Each person reacts differently to chemo. And I, as it turns out, am a delicate little flower. Before each round of chemo, I have to meet with my medical oncologist to talk about my symptoms, which, up until round 3 have been pretty standard. But I am now really starting to feel like a cancer patient. As I listed the strange and peculiar things my body was doing at my last appointment, my oncologist confirmed that these were all being caused by the chemotherapy.

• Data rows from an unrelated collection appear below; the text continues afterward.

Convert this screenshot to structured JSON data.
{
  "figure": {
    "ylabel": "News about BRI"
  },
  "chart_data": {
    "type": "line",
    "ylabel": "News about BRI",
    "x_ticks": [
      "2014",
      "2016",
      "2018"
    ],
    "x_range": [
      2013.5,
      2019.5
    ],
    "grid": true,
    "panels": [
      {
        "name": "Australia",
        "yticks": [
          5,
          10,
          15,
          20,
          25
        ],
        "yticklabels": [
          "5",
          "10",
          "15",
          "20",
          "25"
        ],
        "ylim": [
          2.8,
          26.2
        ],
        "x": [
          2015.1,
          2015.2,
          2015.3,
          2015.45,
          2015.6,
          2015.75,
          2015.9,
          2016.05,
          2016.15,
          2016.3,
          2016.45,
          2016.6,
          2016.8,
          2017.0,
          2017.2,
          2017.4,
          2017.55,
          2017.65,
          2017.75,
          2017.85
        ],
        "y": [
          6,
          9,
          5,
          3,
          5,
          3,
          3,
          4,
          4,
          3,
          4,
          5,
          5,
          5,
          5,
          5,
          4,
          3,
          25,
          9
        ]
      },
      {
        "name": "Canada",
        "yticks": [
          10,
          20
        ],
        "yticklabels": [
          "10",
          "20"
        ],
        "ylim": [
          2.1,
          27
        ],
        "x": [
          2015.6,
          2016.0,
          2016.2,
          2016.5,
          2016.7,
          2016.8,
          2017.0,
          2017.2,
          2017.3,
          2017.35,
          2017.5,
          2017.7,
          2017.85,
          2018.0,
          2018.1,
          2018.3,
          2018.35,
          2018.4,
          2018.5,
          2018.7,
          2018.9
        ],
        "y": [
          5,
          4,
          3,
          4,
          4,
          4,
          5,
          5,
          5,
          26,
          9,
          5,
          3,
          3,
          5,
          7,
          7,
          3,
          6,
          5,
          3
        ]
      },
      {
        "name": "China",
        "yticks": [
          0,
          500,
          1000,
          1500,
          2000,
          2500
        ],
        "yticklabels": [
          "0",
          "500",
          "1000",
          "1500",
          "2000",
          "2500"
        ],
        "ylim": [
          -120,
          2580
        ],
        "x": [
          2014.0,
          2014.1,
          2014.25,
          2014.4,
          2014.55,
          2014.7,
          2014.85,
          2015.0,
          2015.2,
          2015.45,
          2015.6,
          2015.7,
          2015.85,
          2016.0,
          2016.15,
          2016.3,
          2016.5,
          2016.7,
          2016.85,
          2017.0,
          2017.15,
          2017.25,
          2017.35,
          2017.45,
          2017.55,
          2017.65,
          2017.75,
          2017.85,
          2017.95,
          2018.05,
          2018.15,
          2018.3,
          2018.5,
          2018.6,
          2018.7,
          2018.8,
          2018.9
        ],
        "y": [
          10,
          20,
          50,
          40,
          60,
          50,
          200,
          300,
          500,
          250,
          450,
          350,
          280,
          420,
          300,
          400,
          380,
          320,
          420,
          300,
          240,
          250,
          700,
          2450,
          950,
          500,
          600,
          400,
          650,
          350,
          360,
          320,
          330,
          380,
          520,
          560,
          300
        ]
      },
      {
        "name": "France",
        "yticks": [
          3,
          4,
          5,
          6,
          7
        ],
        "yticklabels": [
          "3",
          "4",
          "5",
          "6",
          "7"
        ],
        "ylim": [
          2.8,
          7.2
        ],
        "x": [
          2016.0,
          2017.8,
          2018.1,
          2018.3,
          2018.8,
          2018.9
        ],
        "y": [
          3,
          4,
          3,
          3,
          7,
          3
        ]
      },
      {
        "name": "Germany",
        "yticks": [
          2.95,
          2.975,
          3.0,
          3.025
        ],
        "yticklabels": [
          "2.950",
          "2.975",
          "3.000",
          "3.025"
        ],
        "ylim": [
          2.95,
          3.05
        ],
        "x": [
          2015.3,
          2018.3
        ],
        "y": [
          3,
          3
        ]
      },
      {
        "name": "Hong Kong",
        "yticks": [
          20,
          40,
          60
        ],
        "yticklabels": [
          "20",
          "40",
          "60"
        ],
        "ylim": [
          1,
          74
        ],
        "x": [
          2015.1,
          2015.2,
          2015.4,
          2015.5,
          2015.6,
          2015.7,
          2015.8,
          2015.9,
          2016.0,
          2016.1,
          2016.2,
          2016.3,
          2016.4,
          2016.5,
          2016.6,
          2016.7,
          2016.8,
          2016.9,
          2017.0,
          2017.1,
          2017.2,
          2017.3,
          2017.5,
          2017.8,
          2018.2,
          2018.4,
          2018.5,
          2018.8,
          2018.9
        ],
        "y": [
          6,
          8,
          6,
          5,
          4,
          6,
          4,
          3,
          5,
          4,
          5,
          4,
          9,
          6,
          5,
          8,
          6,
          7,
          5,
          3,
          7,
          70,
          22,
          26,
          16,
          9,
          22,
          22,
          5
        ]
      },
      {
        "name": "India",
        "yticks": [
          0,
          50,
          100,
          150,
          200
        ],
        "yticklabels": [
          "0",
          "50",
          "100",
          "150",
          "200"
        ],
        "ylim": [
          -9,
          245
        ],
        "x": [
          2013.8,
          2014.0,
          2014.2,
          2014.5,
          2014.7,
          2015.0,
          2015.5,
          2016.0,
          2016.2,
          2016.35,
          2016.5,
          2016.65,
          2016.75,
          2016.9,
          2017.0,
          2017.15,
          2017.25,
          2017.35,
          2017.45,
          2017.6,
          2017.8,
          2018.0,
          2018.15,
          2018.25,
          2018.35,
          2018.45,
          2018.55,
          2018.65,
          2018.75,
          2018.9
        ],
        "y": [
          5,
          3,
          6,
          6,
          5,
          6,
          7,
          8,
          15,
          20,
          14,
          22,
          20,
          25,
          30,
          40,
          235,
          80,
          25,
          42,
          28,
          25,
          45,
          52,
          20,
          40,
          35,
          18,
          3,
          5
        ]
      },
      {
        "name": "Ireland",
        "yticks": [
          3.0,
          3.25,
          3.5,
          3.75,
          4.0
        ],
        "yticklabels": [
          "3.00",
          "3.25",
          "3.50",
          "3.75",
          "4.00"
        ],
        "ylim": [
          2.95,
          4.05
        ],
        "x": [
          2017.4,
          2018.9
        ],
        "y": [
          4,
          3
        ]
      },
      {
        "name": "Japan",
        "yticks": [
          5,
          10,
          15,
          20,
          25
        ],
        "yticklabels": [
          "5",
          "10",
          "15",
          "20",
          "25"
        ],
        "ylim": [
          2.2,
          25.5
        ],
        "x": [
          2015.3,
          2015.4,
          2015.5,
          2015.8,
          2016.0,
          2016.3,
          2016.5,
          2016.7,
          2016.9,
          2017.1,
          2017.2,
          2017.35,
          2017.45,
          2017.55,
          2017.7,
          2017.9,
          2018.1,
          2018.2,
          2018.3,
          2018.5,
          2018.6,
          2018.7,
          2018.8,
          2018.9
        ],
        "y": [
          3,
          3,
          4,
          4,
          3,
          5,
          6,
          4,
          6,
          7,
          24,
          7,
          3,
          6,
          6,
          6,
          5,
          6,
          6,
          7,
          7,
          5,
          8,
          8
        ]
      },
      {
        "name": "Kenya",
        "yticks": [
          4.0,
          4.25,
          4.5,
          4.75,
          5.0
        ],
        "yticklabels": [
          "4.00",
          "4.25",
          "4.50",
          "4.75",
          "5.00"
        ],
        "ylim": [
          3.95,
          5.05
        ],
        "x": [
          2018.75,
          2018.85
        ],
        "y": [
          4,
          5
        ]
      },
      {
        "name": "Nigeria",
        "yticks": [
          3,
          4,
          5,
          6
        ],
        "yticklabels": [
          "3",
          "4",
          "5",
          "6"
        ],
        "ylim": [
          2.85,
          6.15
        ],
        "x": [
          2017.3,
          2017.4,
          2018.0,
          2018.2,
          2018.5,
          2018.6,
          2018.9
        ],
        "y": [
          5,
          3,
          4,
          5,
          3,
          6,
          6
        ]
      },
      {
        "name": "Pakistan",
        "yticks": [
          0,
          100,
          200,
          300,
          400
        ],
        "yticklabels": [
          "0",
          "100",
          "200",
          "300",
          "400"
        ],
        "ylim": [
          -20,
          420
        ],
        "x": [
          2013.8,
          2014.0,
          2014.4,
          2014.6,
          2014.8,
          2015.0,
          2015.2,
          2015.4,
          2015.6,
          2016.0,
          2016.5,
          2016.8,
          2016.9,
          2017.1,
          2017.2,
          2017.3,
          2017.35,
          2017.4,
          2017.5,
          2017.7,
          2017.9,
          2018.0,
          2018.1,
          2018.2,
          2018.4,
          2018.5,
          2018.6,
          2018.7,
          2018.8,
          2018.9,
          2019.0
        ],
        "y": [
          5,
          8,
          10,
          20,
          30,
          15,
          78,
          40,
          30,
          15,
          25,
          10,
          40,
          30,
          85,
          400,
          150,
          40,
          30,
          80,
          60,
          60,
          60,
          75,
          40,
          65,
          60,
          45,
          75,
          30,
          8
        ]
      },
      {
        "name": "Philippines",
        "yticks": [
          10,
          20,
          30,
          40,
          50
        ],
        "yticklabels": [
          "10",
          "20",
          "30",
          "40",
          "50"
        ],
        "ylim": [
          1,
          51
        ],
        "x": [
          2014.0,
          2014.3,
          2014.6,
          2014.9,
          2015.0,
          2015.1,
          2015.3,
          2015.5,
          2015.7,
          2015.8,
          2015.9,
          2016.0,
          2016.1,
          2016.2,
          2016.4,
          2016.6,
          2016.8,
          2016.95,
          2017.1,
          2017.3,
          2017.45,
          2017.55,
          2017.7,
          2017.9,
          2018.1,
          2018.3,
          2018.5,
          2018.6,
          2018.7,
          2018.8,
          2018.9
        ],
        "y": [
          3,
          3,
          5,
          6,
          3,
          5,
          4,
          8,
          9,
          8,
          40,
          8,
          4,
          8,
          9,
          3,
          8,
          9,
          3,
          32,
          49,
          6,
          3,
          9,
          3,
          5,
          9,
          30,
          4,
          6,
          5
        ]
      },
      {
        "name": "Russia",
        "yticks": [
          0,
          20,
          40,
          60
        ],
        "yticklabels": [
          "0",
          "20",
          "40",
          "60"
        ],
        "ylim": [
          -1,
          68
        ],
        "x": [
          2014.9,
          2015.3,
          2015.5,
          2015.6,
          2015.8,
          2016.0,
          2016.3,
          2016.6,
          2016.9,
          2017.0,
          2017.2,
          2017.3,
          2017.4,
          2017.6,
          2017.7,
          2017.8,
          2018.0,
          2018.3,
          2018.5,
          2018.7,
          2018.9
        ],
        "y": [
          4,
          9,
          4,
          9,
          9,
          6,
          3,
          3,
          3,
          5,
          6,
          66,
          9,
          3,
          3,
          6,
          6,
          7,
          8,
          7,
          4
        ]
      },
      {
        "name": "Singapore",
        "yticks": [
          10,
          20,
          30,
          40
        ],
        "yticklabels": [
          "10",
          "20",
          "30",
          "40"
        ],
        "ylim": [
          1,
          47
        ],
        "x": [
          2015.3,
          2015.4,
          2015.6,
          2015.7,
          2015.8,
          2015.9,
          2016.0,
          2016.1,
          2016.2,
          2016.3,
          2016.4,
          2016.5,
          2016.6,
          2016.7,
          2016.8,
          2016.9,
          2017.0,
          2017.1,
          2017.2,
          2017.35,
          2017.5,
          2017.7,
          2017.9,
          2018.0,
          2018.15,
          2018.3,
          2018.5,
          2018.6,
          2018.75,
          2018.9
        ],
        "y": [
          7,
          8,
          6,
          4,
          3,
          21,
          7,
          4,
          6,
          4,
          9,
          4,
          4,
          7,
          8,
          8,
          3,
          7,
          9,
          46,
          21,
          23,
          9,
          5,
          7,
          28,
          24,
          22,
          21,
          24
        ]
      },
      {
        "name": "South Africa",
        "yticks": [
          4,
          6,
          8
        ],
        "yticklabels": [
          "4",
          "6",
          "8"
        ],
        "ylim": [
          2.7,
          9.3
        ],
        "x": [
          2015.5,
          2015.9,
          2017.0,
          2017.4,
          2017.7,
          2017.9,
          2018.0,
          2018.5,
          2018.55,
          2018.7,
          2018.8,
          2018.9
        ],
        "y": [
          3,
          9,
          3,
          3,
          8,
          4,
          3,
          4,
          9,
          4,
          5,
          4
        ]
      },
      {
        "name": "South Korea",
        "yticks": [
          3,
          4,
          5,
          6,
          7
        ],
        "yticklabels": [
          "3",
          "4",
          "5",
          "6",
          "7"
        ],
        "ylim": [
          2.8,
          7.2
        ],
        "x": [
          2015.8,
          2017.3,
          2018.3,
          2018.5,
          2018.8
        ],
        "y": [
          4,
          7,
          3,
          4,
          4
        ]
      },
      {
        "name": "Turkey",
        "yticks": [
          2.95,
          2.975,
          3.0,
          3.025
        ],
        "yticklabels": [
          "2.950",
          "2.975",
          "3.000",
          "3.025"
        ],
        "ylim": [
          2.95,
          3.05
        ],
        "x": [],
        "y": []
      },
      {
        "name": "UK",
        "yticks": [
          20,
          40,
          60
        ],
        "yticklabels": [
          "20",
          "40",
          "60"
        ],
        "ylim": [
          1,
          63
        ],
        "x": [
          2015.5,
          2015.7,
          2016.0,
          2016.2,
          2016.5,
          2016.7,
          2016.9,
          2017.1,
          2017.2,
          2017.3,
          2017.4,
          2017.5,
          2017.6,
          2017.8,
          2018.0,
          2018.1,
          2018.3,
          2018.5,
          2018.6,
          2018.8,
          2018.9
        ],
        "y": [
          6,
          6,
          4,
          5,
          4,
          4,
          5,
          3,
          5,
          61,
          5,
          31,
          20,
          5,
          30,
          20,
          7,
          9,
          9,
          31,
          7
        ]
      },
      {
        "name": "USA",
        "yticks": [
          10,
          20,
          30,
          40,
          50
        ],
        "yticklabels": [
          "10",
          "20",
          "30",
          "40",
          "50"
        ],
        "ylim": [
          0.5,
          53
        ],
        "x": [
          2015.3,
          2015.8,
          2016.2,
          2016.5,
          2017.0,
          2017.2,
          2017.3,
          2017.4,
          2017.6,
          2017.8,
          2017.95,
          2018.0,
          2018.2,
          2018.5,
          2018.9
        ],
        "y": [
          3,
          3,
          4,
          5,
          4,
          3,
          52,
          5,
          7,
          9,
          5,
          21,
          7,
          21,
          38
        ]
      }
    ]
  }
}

In addition to killing any rogue cancer cells joyriding around my body, it has left me very weak, breathless and easily tired. I went for a short walk yesterday and was dismayed at how difficult it was for me. I have hot flashes that leave me drenched – Fortunately I am bald (sarcasm) so that’s helpful. I have a chemo rash on my chest, back and neck. Oh, and this is new and scary – My eye balls are very sticky, watery and they hurt. Like a lot. The chemo has actually started to impact my vision and sensitivity to light, which I am told will eventually return to normal (it had better).
On the plus side, I haven’t had to shave my legs for months. And my head is quite literally, wash and go! Plus, I get to enjoy guilt-free naps whenever I want. Because of my diagnosis, I have been able to spend lots of quality time with my mom. I have also reconnected with old friends with whom I had lost touch over the years. I have a great cancer team who is working very hard to make sure that I am getting the best possible treatment and that this shit never comes back.
I guess my point is that it is very easy to get lost in the darkness of a cancer diagnosis (the treatment, actually), but as shitty as it is, it is not all bad. It makes me sad that it could be months before my body recovers from chemo, but at least it will eventually recover.